L’indépendance, ce n’est plus un projet, mais une équation mathématique. A combien doit-on fixer

la barre pour que le Québec atteigne sa majorité?

Les paris sont ouverts.

Les conciliants disent 60%.

Les puristes optent plutôt pour 66%.

Stéphane Dion, pour sa part, exigera bientôt 110%.

Le pire, c’est que l’histoire du pays ne peut guère servir d’exemple.

– En 1867, le brouillon de l’Acte de l’Amérique du Nord britannique, qui présida à la formation du Canada, fut adopté par une simple majorité de députés. Pas de référendum. Pas de calculs compliqués. Pas de tataouinage. Un simple vote du Parlement.

– En 1949, Terre-Neuve entra dans la confédération canadienne à la suite d’un référendum où 52% de la population s’était prononcé pour le OUI. Il ne viendrait à l’idée de personne de contester aujourd’hui la légitimité de ce scrutin. Le Canada, n’en déplaise à Jacques Parizeau, c’est comme une cage de homards. Il est plus facile d’y entrer que d’en sortir.

– Plus près de nous, en 1988, l’Accord de libre-échange canado-américain devint réalité à la faveur d’une élection fédérale quasi référendaire qui donna au parti conservateur une majorité de sièges avec 43% des voix. Les trois principaux partis d’opposition, tous adversaires de l’accord, réunirent près de 57% des suffrages exprimés. Les opposants se soumirent pourtant au verdict populaire. Même les libéraux fédéraux, après avoir songé à utiliser le Sénat pour bloquer l’accord, finirent par se rendre à l’évidence.

«La marge est décisive et le mandat est clair: mettre en ouvre l’accord de libre-échange (…), avait dit le premier ministre, Brian Mulroney.

***

Je vous le concède: dix ans, en politique, cela équivaut à une éternité.
En 1988, Guy Bertrand était encore indépendantiste.

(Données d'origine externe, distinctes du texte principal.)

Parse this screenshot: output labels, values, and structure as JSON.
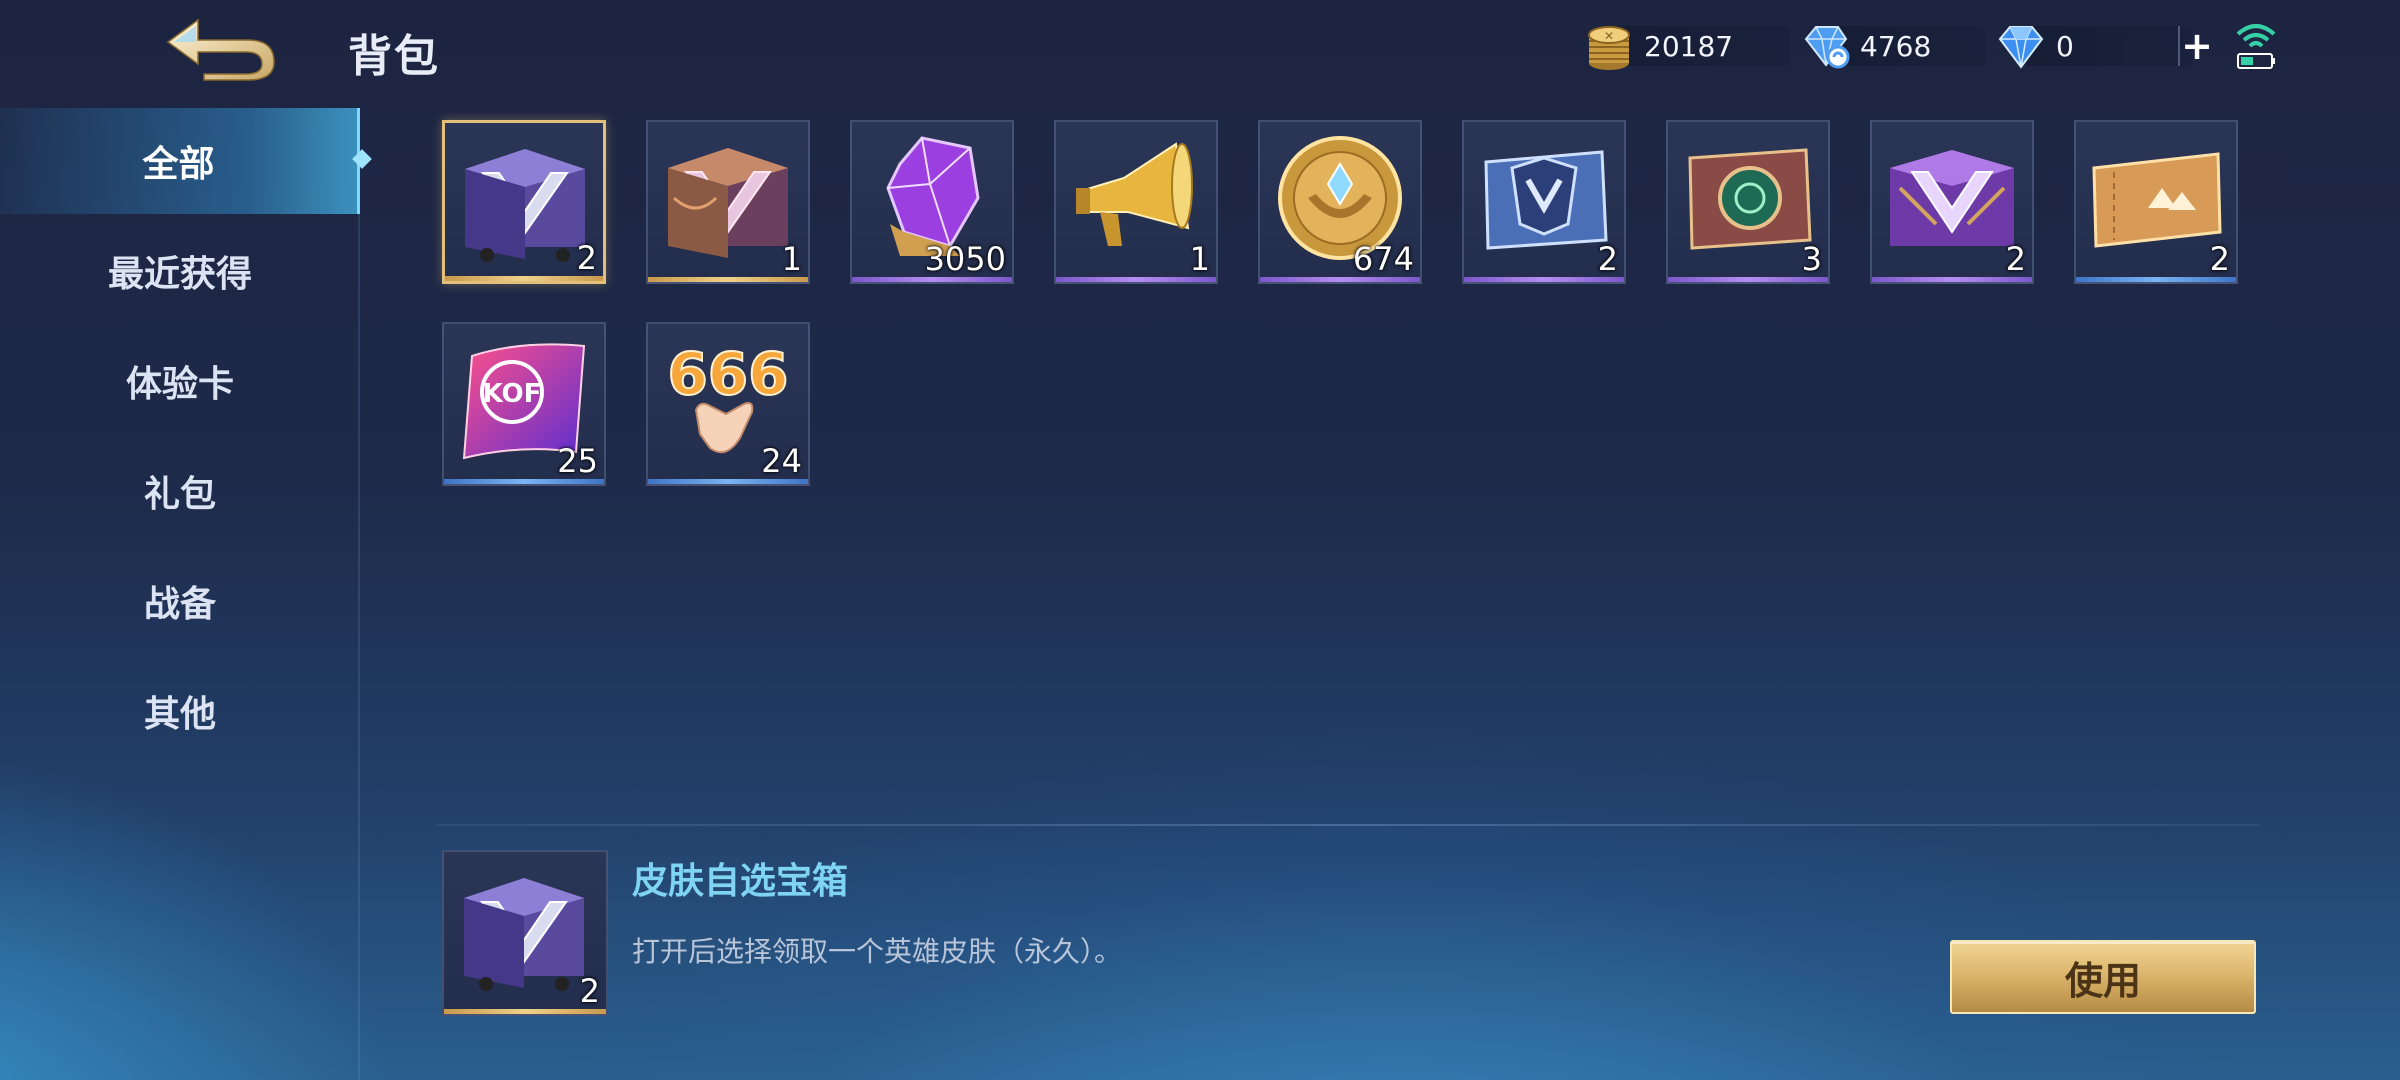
{
  "header": {
    "title": "背包",
    "back_icon": "back-arrow-icon"
  },
  "currencies": [
    {
      "name": "gold-coin",
      "icon": "gold-coin-icon",
      "value": "20187"
    },
    {
      "name": "voucher",
      "icon": "voucher-crystal-icon",
      "value": "4768"
    },
    {
      "name": "diamond",
      "icon": "diamond-icon",
      "value": "0"
    }
  ],
  "add_label": "+",
  "status": {
    "icon": "wifi-signal-icon"
  },
  "sidebar": {
    "items": [
      {
        "label": "全部",
        "active": true
      },
      {
        "label": "最近获得",
        "active": false
      },
      {
        "label": "体验卡",
        "active": false
      },
      {
        "label": "礼包",
        "active": false
      },
      {
        "label": "战备",
        "active": false
      },
      {
        "label": "其他",
        "active": false
      }
    ]
  },
  "inventory": [
    {
      "icon": "skin-chest-icon",
      "qty": "2",
      "rarity": "gold",
      "selected": true
    },
    {
      "icon": "skin-chest-icon",
      "qty": "1",
      "rarity": "gold",
      "selected": false
    },
    {
      "icon": "purple-crystal-icon",
      "qty": "3050",
      "rarity": "purple",
      "selected": false
    },
    {
      "icon": "megaphone-icon",
      "qty": "1",
      "rarity": "purple",
      "selected": false
    },
    {
      "icon": "gold-medal-icon",
      "qty": "674",
      "rarity": "purple",
      "selected": false
    },
    {
      "icon": "emblem-card-icon",
      "qty": "2",
      "rarity": "purple",
      "selected": false
    },
    {
      "icon": "badge-card-icon",
      "qty": "3",
      "rarity": "purple",
      "selected": false
    },
    {
      "icon": "purple-chest-icon",
      "qty": "2",
      "rarity": "purple",
      "selected": false
    },
    {
      "icon": "ticket-icon",
      "qty": "2",
      "rarity": "blue",
      "selected": false
    },
    {
      "icon": "kof-card-icon",
      "qty": "25",
      "rarity": "blue",
      "selected": false
    },
    {
      "icon": "666-emote-icon",
      "qty": "24",
      "rarity": "blue",
      "selected": false
    }
  ],
  "detail": {
    "icon": "skin-chest-icon",
    "name": "皮肤自选宝箱",
    "qty": "2",
    "description": "打开后选择领取一个英雄皮肤（永久）。",
    "use_label": "使用"
  }
}
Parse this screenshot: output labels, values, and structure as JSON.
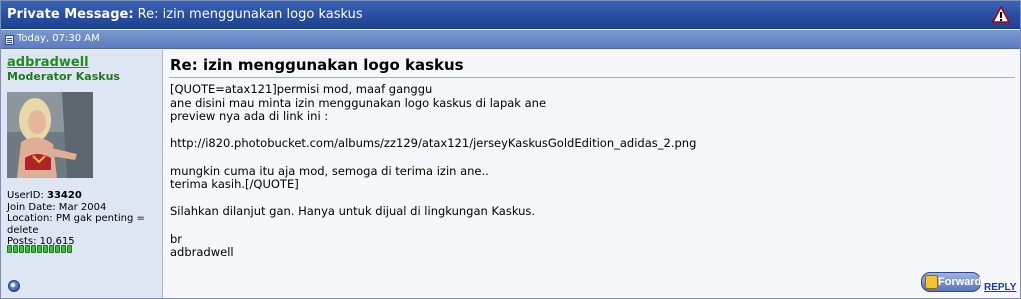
{
  "window": {
    "title_prefix": "Private Message:",
    "title_subject": "Re: izin menggunakan logo kaskus"
  },
  "post": {
    "date": "Today, 07:30 AM",
    "title": "Re: izin menggunakan logo kaskus",
    "body": "[QUOTE=atax121]permisi mod, maaf ganggu\nane disini mau minta izin menggunakan logo kaskus di lapak ane\npreview nya ada di link ini :\n\nhttp://i820.photobucket.com/albums/zz129/atax121/jerseyKaskusGoldEdition_adidas_2.png\n\nmungkin cuma itu aja mod, semoga di terima izin ane..\nterima kasih.[/QUOTE]\n\nSilahkan dilanjut gan. Hanya untuk dijual di lingkungan Kaskus.\n\nbr\nadbradwell"
  },
  "user": {
    "name": "adbradwell",
    "title": "Moderator Kaskus",
    "userid_label": "UserID:",
    "userid": "33420",
    "join_date": "Join Date: Mar 2004",
    "location": "Location: PM gak penting = delete",
    "posts": "Posts: 10,615",
    "reputation_pips": 11
  },
  "actions": {
    "forward_label": "Forward",
    "reply_label": "REPLY"
  },
  "icons": {
    "warning": "warning-triangle-icon",
    "document": "document-icon",
    "online_status": "online-status-icon",
    "forward": "forward-icon"
  },
  "colors": {
    "titlebar": "#2a50a3",
    "username": "#1f8a1f",
    "link": "#1a3da0"
  }
}
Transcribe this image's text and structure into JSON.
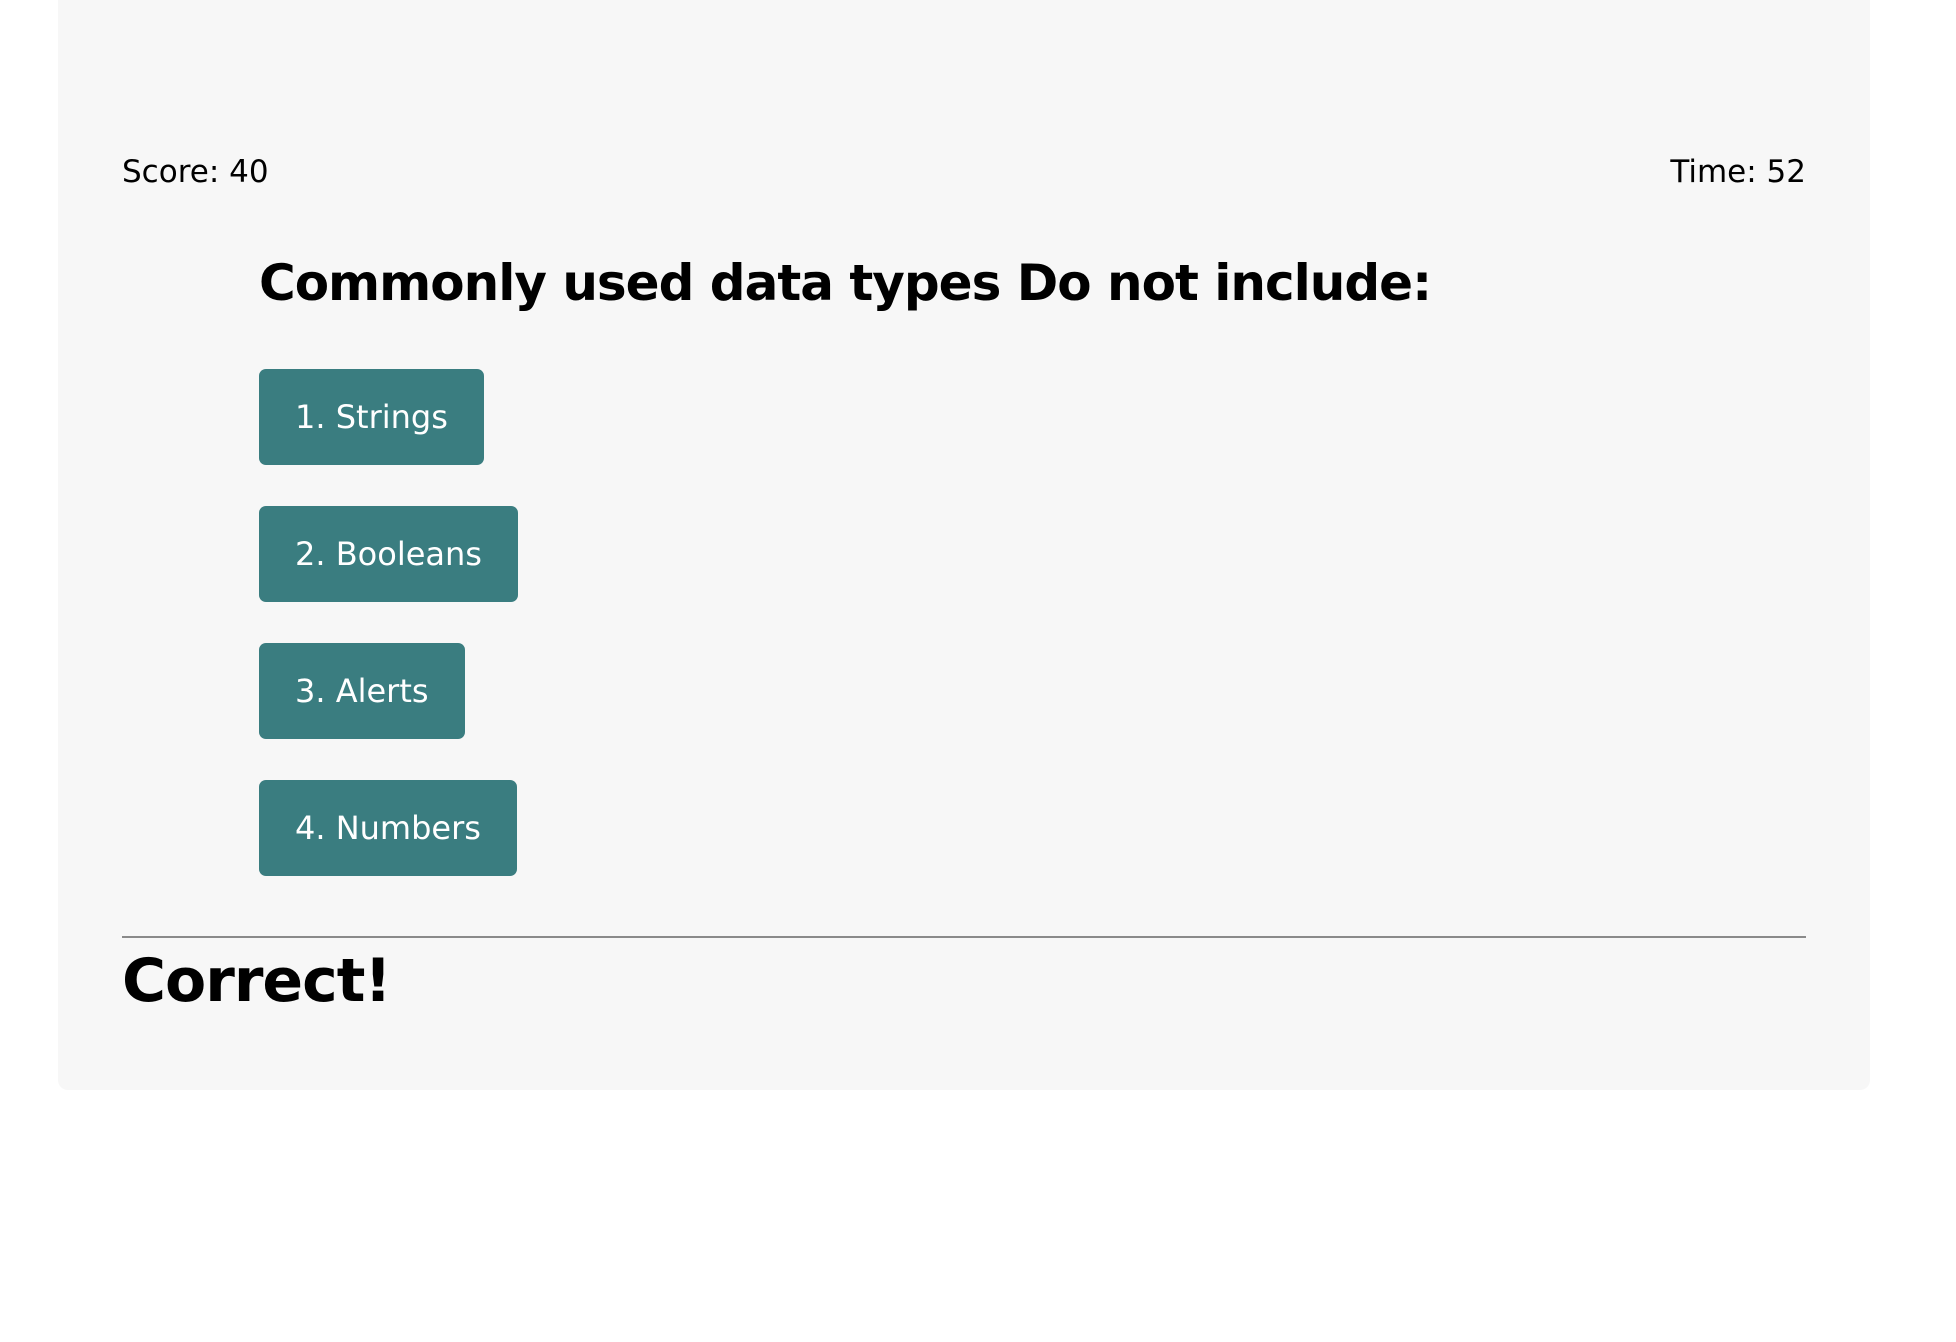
{
  "stats": {
    "score": "Score: 40",
    "time": "Time: 52"
  },
  "question": {
    "title": "Commonly used data types Do not include:",
    "choices": [
      {
        "label": "1. Strings"
      },
      {
        "label": "2. Booleans"
      },
      {
        "label": "3. Alerts"
      },
      {
        "label": "4. Numbers"
      }
    ]
  },
  "feedback": {
    "text": "Correct!"
  },
  "colors": {
    "card_background": "#f7f7f7",
    "button_background": "#3a7d80",
    "button_text": "#ffffff",
    "divider": "#8a8a8a"
  }
}
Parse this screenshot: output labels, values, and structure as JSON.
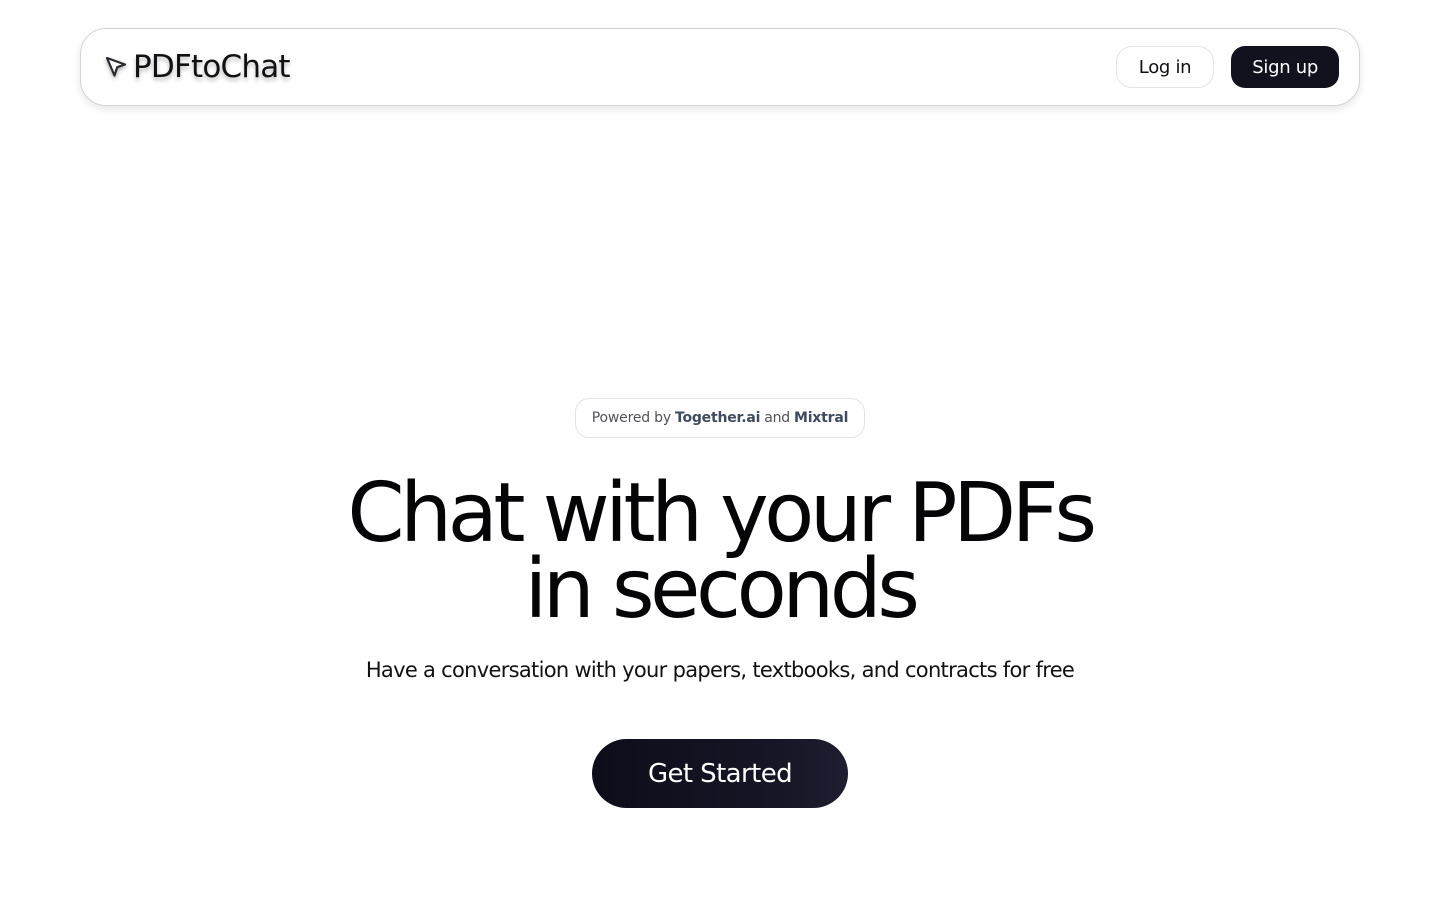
{
  "header": {
    "brand": "PDFtoChat",
    "brand_icon": "cursor-arrow-icon",
    "login_label": "Log in",
    "signup_label": "Sign up"
  },
  "hero": {
    "badge": {
      "prefix": "Powered by",
      "provider": "Together.ai",
      "connector": "and",
      "model": "Mixtral"
    },
    "headline_line1": "Chat with your PDFs",
    "headline_line2": "in seconds",
    "subtitle": "Have a conversation with your papers, textbooks, and contracts for free",
    "cta_label": "Get Started"
  },
  "colors": {
    "primary_dark": "#12121f",
    "border": "#e4e4e7",
    "badge_bold": "#3f4b5e"
  }
}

Lucien Bouchard faisait sensation comme ministre conservateur et fédéraliste.
Et personne, je dis bien personne, ne songeait à exiger que les méchants séparatistes québécois obtiennent soixante pour cent des suffrages lors d’un référendum sur la souveraineté.

Alors, si vous le voulez bien, mettons le passé de côté. Oublions que la constitution canadienne de 1982, adoptée sans l’assentiment du Québec, n’a jamais fait l’objet d’une consultation populaire. Laissons les fantômes dans le placard.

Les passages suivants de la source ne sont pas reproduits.